Шаховцов приосанился. Казачка, окликнувшая Мостового, была молода, красива. Озорной огонек блестел в ее глазах. Видно было, что она привыкла нравиться мужчинам, и от этого как-то сразу узнавалась ее хмельная сила.

— Чья? — спросил он.

— Каверина Донька. Жинка моего фронтового дружка. — Он протянул руку.

— Здорово, Доня. Я и сам приглядывался, искал. Давно отсюда, сбился.

— Сбился, — упрекнула Донька, — не ворожка, зубы не заговаривай, Егор. Заворачивай до нашей хаты, гостем будешь.

— В одной хате не поместимся. Видишь, сколько парубков.

— Ладно уже, парубки, кажись, не вредные. На всех невест найдем, с пуховиками, с перинами.

Отрядники захохотали, закурили.

— Разместимся? Соседи как?

— Найдем и соседей и соседок.

Донька с видом радушной хозяйки заторопилась к воротам.

— Пособил бы, Егор! — крикнула она.

Мостовой спешился, принял засов, заметив, будто невзначай, задержанную под ладонью руку. Они были скрыты высокими шилеванными воротами. Егор медленно опускал засов. Надавил локтем ее грудь. Горячая кровь разлилась по жилам. Сказывалось долгое отсутствие женщины в жизни Егора. Донька стыдливо потупилась. Но в этом стыде почувствовалась притягивающая порочность.

— Так нельзя, Егор, — шепнула она, — не расстраивайся, да и меня не тревожь.

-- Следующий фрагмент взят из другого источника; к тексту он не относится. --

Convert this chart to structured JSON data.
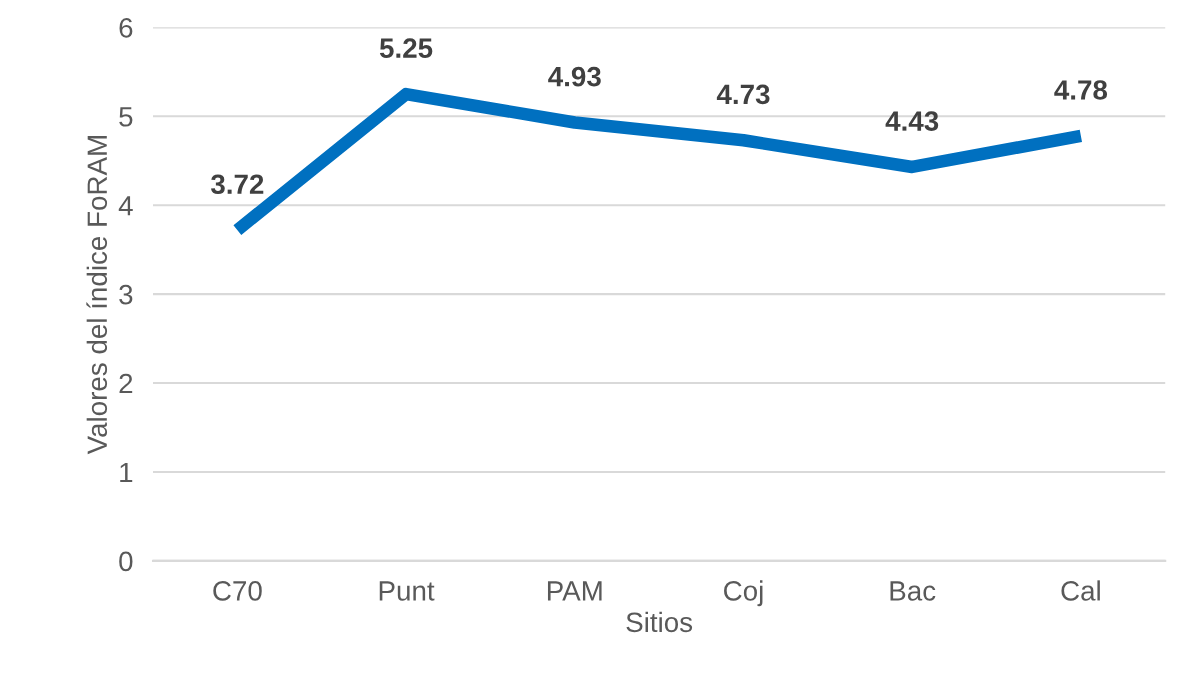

Я ж тоже вроде скирды с соломой, близко со спичкой не ходи.

Мостовой распахнул ворота.

— А ты какой-ся другой? — заметила она, оглядывая гостя.

— Какой же это?

— Красивее как-то стал, геройский, — она оправила волосы, улыбнулась. — Люблю об геройских казаках убиваться…

Шаховцов представился, стараясь быть изысканно вежливым, чтобы сразу же выделиться перед простым и грубоватым Егором.

'Василий Ильич стеснительно почувствовал на себе Донькины липкие глаза. Потом она отвернулась. Когда же вновь глянула на него, у нее был уже безразличный и немного презрительный взгляд.

— Офицерик, — шепнула она Мостовому, — я таких офицериков не люблю.

— Он наш, — пробовал защитить Егор, — хороший.

— Все едино, чей бы он ни был, — Донька скривилась — у них губы тонкие, холодные, ну, как… как… у ящерки.

Вспомнил Егор, как доходили на фронт слухи о Донь-кином поведении, но Каверин отмахивался от них, словно конь от овода.

— Хорошая жинка — чужая жинка, — обычно говорил он. — А моя Донька отчаянная, приметная, через то и наговор к ней пристает. — И всегда добавлял: — Вот через то и люблю Доньку свою, что духовитая она для всех, как майское сено с чебрецом.

Припомнил Мостовой, как возвращались они на побывку и уговорил его Кузьма погостить денька два с обещанием после добросить до Жилейской.

Первой же ночью, лежа на печи, разобрал Егор шепот Кузьмы на жаркой после долгого отсутствия постели.

— Есть грех у тебя, есть и у меня. Тоже охулки на руки не клал. Заметем все, как лиса след свой хвостом заметает. Один, видать, бог без греха, да и тот под большим сомнением.

Знойной пылкостью ответила Донька на разумные мужнины речи. Вслушивался тогда Егор и переметывался на горячей печи, как сазан на песке.

На другой же день посеревший Егор попросился домой. Кузьма не удерживал, но Донька, провожая его, сказала:

— Жалкую, что уезжаешь, казак.

Может, поэтому, не раздумывая, завернул Егор во двор Кавериных. Люди при помощи вернувшегося Кузьмы мигом были размещены по соседям, и в доме Кавериных остались только Егор, Сенька и Шаховцов.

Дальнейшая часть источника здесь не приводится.